Having seen me a few days ago at the wedding, he recognized me and congratulated me upon having survived the attack of the inhumi. I told him quite truthfully that I would have perished had Hoof not come to my rescue, and showed him the bandage on my neck. We talked about the wedding and the battle that had followed it in a friendly fashion, and when we reached his boat, he introduced me to Seawrack, who was stowing supplies on it and who plays so large a role in the first volume of this book. Although she was strong for a woman, she had difficulty handling certain things, and I was able to help her as well as the iron-faced sibyl. Lovely though Seawrack was, with her snowy skin, blue eyes, and fair hair, there was something animal about her. It seemed clear to me that she trusted only "Father," and would have put her long knife into any other person as readily as I would gut a fish.

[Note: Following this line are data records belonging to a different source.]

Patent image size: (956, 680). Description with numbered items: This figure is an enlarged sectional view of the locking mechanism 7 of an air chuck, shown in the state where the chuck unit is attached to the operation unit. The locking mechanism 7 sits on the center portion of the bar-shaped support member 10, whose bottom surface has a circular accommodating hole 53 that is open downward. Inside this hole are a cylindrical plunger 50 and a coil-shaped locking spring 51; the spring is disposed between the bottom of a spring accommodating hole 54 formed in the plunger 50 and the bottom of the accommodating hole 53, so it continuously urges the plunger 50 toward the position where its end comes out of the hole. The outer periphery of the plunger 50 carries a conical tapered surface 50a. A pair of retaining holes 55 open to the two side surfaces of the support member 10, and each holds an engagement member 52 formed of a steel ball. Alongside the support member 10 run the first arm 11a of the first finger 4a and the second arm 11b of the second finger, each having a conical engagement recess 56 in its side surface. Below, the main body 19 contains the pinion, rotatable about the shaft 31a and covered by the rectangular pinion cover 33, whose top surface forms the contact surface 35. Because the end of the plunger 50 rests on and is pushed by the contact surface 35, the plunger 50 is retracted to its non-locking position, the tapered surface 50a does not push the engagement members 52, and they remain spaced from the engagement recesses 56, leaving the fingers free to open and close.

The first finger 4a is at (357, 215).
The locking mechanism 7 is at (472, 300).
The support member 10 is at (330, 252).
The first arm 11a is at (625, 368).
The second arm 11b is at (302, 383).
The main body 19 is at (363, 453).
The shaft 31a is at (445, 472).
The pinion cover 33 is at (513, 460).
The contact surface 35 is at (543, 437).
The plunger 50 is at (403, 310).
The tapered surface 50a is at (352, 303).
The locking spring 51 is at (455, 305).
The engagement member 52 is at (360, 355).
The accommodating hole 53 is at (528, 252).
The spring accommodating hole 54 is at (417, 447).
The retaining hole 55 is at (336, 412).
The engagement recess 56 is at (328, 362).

"We will sail tonight," he told me. "Would you be willing to make my farewells to Hoof and Hide? Nettle is making her own, and cannot be bothered with mine."
I hesitated, and he said, "I've been dreading it-in a sense, I have killed their father, though the Outsider surely knows that I never meant him the least harm. I don't want to have to face his sons, and we have a great deal to do before we go. Won't you do it for me?"
"Bird say!" his pet announced.
"I know you did," he said, "but I'd like this girl to do it, too. Will you, Daisy? Will you say good-bye for me?"
I asked where they were going, and Seawrack said, "To find Pajarocu. There will be a lander that can fly there. Or one will come, and if they will not give it to us, we will take it."
"Back to Viron," the old sibyl confided.
And he: "To the stars."
Soon after that I left them and went to my father's boat for my sewing things, thinking only about the wedding and how beautiful it had been before the inhumi attacked. And never thinking at all of these books he left behind on Lizard, which I knew nothing about then but over which I have labored for hundreds of hours now.
The faint, blinking star that old people call the Whorl is fainter than ever. I went outside to look at it a moment ago, and although I could make it out with the telescope, it is no longer visible to my naked eyes.
They are in it, I hope, he and his eerie young woman, Nettle, the old sibyl, and their bird, on course upon a greater sea to strange new islands. Good fishing! Good fishing! Good fishing! Good fishing! Good fishing!